If this is how our doctors worked, then sick patients would hear nonsense like this:
Sure, you’ve been diagnosed with AIDS. Sure, you have a rare, malignant cancer that is only seen in 1 out of 500,000 healthy people and is common in AIDS patients. But one cannot conclude 100 percent that this is caused by your full-blown AIDS. One must observe your life-threatening symptoms over many years to draw conclusions in terms of AIDS. You cannot say unequivocally a single outbreak or a single cancer is unequivocally due to HIV — by definition it’s a disease, and not an immune deficiency syndrome.
Many journalists and climate scientists repeat the maxim “no single weather event can be attributed to global warming” as if it is an absolute verity, not a useful but overly simplistic rule of thumb. Fortunately, other scientists like Michael Tobis and journalists like the Associated Press’s Charles Hanley understand how to properly express the catastrophic influence of fossil fuel pollution on our climate.
Stories time and again claim that it is “impossible” to link anthropogenic climate change with an individual extreme event. While attribution, strictly defined, may be very challenging, it is not necessarily an impossibility. Many kinds of events, in particular ones that have a historical precedent, could have occurred in an alternate reality that doesn’t include manmade greenhouse gases. “It can still be problematic to blame a specific individual extreme weather event on climate change,” Peter Stott, head of climate monitoring and attribution at the UK Met Office, properly explains, “because there have always been extremes of weather around the world.”

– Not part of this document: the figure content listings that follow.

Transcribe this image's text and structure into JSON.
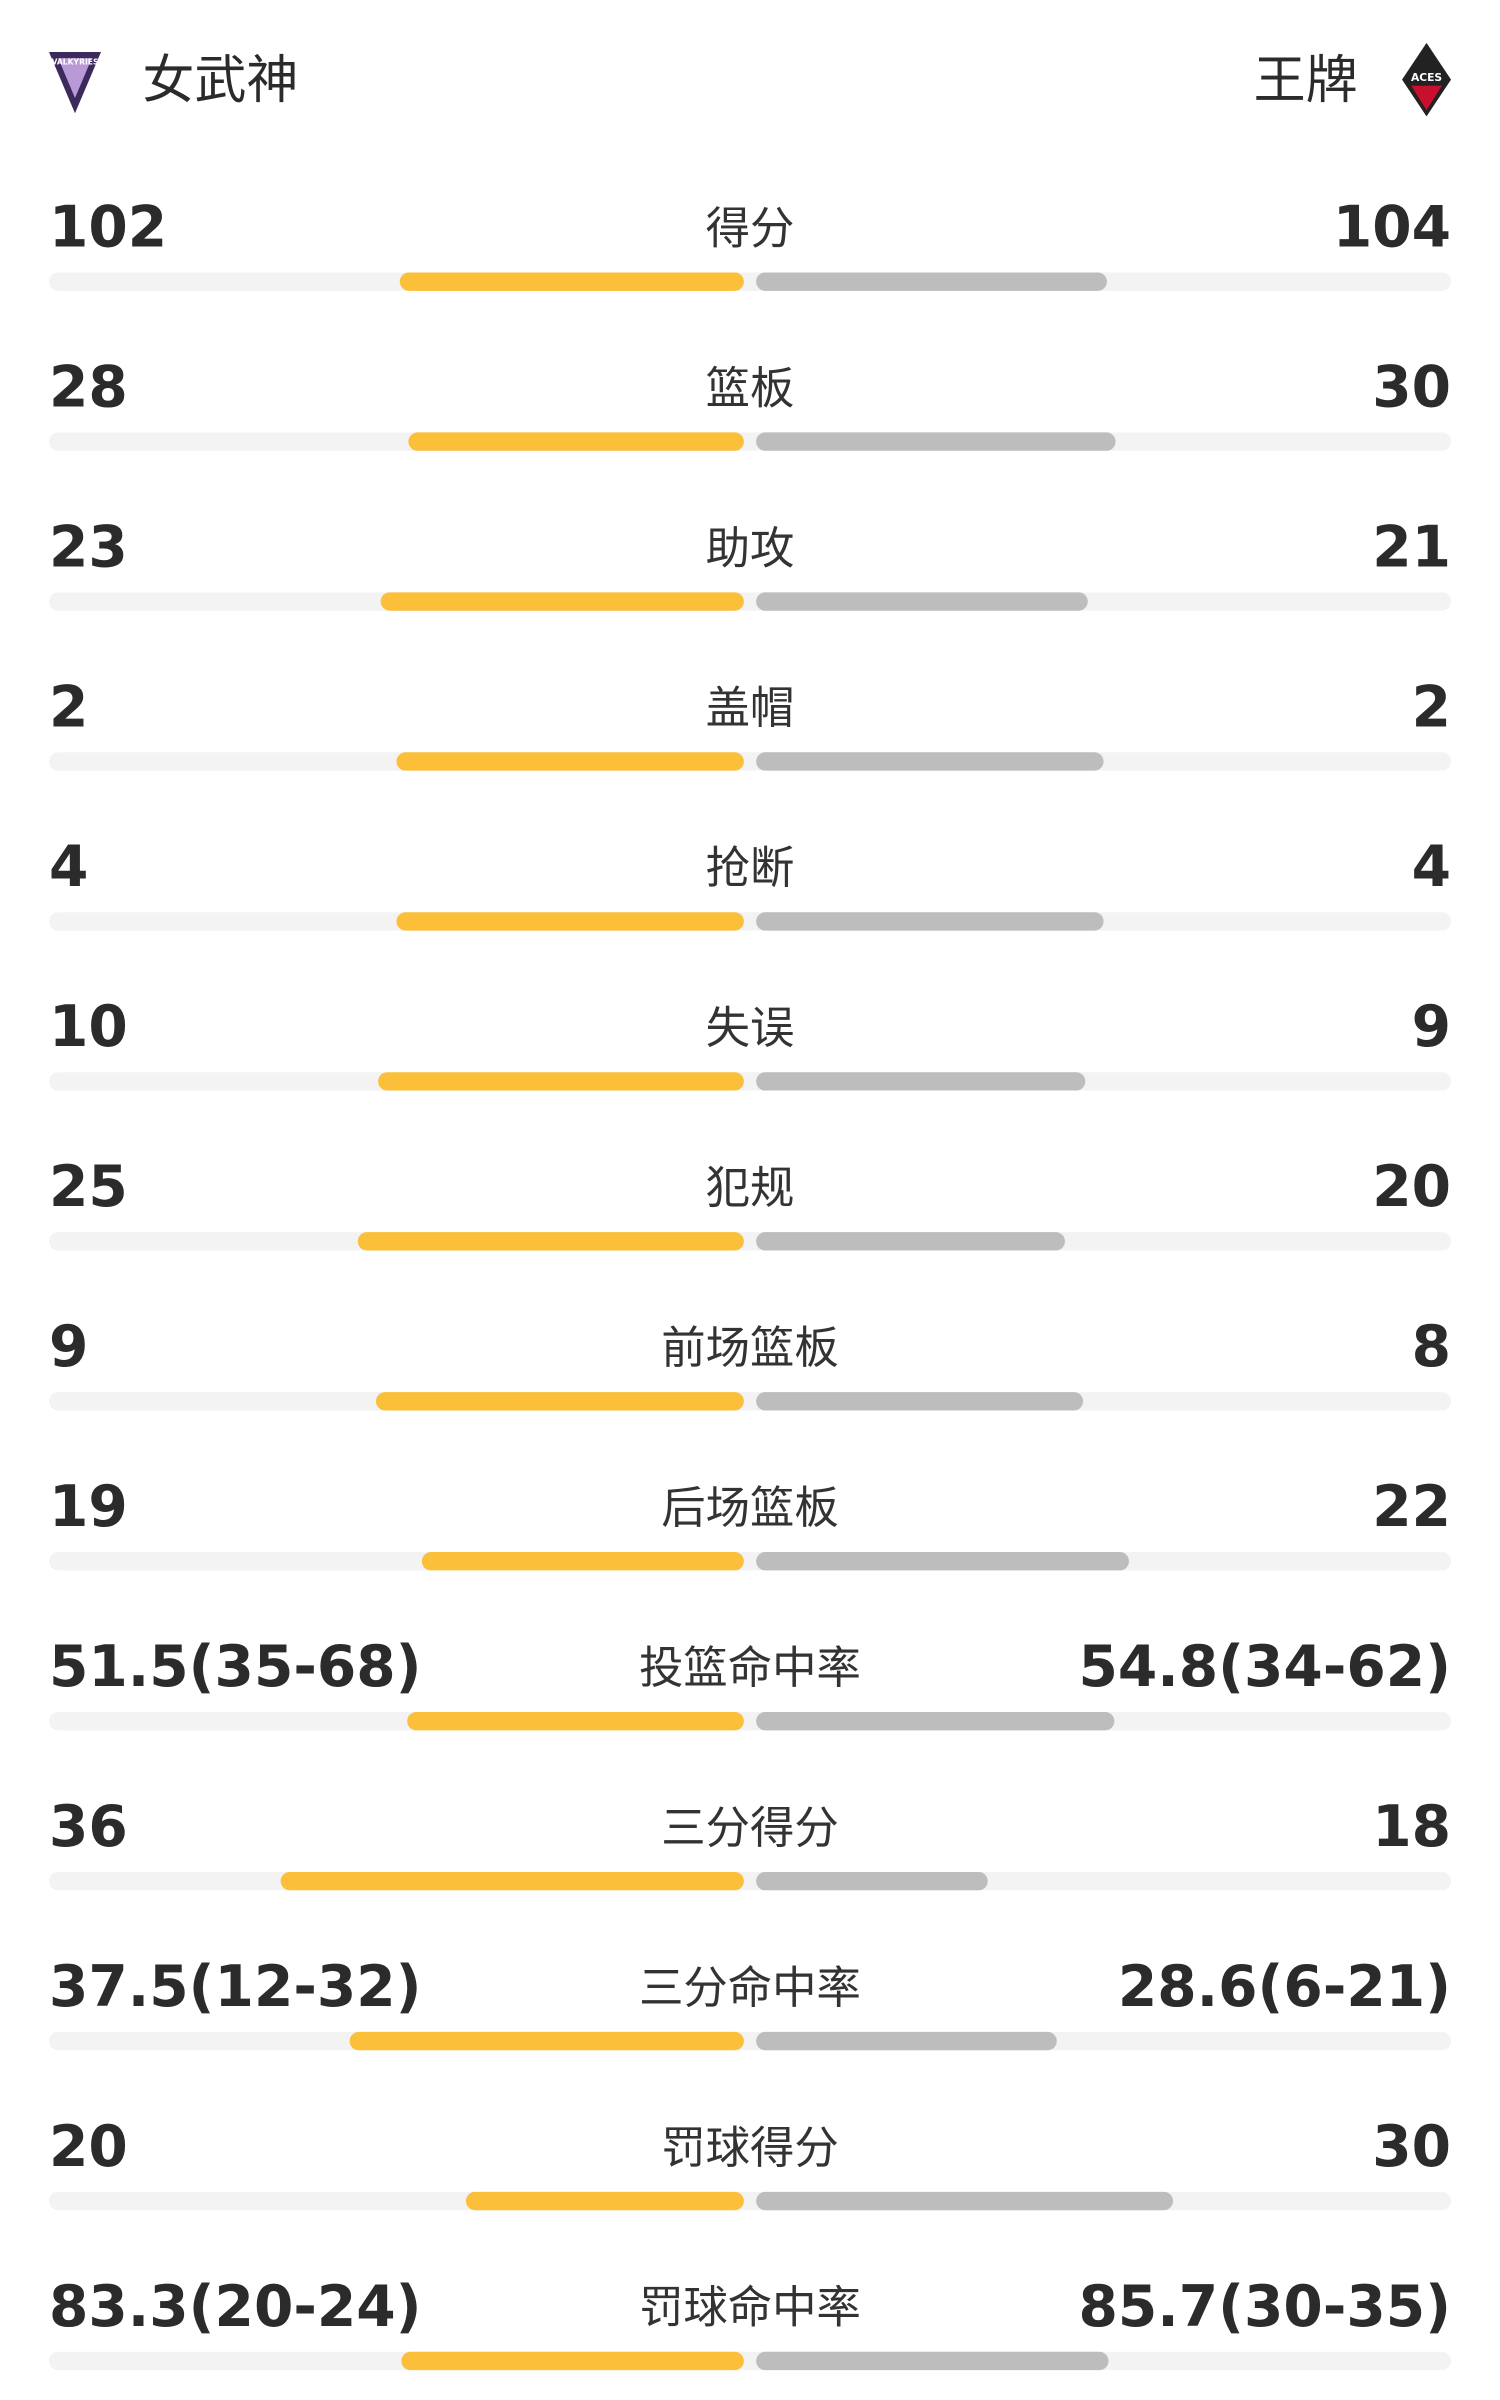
{
  "header": {
    "home_team": "女武神",
    "away_team": "王牌",
    "home_logo_text": "VALKYRIES",
    "away_logo_text": "ACES"
  },
  "stats": {
    "home_color": "#fbbf3a",
    "away_color": "#bdbdbd",
    "track_color": "#f3f3f3",
    "rows": [
      {
        "label": "得分",
        "home": 102,
        "away": 104
      },
      {
        "label": "篮板",
        "home": 28,
        "away": 30
      },
      {
        "label": "助攻",
        "home": 23,
        "away": 21
      },
      {
        "label": "盖帽",
        "home": 2,
        "away": 2
      },
      {
        "label": "抢断",
        "home": 4,
        "away": 4
      },
      {
        "label": "失误",
        "home": 10,
        "away": 9
      },
      {
        "label": "犯规",
        "home": 25,
        "away": 20
      },
      {
        "label": "前场篮板",
        "home": 9,
        "away": 8
      },
      {
        "label": "后场篮板",
        "home": 19,
        "away": 22
      },
      {
        "label": "投篮命中率",
        "home": 51.5,
        "home_label": "51.5(35-68)",
        "away": 54.8,
        "away_label": "54.8(34-62)"
      },
      {
        "label": "三分得分",
        "home": 36,
        "away": 18
      },
      {
        "label": "三分命中率",
        "home": 37.5,
        "home_label": "37.5(12-32)",
        "away": 28.6,
        "away_label": "28.6(6-21)"
      },
      {
        "label": "罚球得分",
        "home": 20,
        "away": 30
      },
      {
        "label": "罚球命中率",
        "home": 83.3,
        "home_label": "83.3(20-24)",
        "away": 85.7,
        "away_label": "85.7(30-35)"
      }
    ]
  }
}
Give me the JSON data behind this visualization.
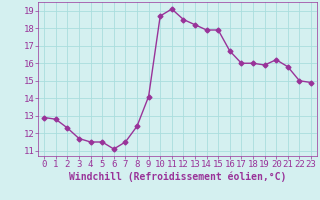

However, there can also be individual events which would be either extremely unlikely or physically implausible without greenhouse forcing. Scientists have the capacity to determine influence and attribution for weather phenomena from global forcing for which the physical processes are well understood. When we’re talking about unprecedented mesoscale phenomena — like a season-long Eurasian heatwave during a solar minimum — or phenomena with multi-annual latency — like the record temperatures of the Lake Superior or decline of Greenland ice mass, then natural variability is not a plausible explanation.
More importantly, this is a frustratingly moot question. We have exactly one planet to live on, and it’s one whose climate system is now being driven by manmade pollution. The coming changes which are known with absolute certainty — sea level rise, glacial decline, ocean acidification — presage suffering on an apocalyptic scale. There is no alternate planet with everything the same except with pre-industrial levels of carbon dioxide to compare against. Weather phenomena are determined through physical processes by the state of the ocean-atmosphere system, making greenhouse pollution one of the causative agents of today’s weather. And yet energy is expended on semantic knots over the words “cause,” “attribute,” and “influence” — as if that matters. The simple reality is, as Wally Broecker once said:
The climate is an angry beast, and we’re poking it with sticks.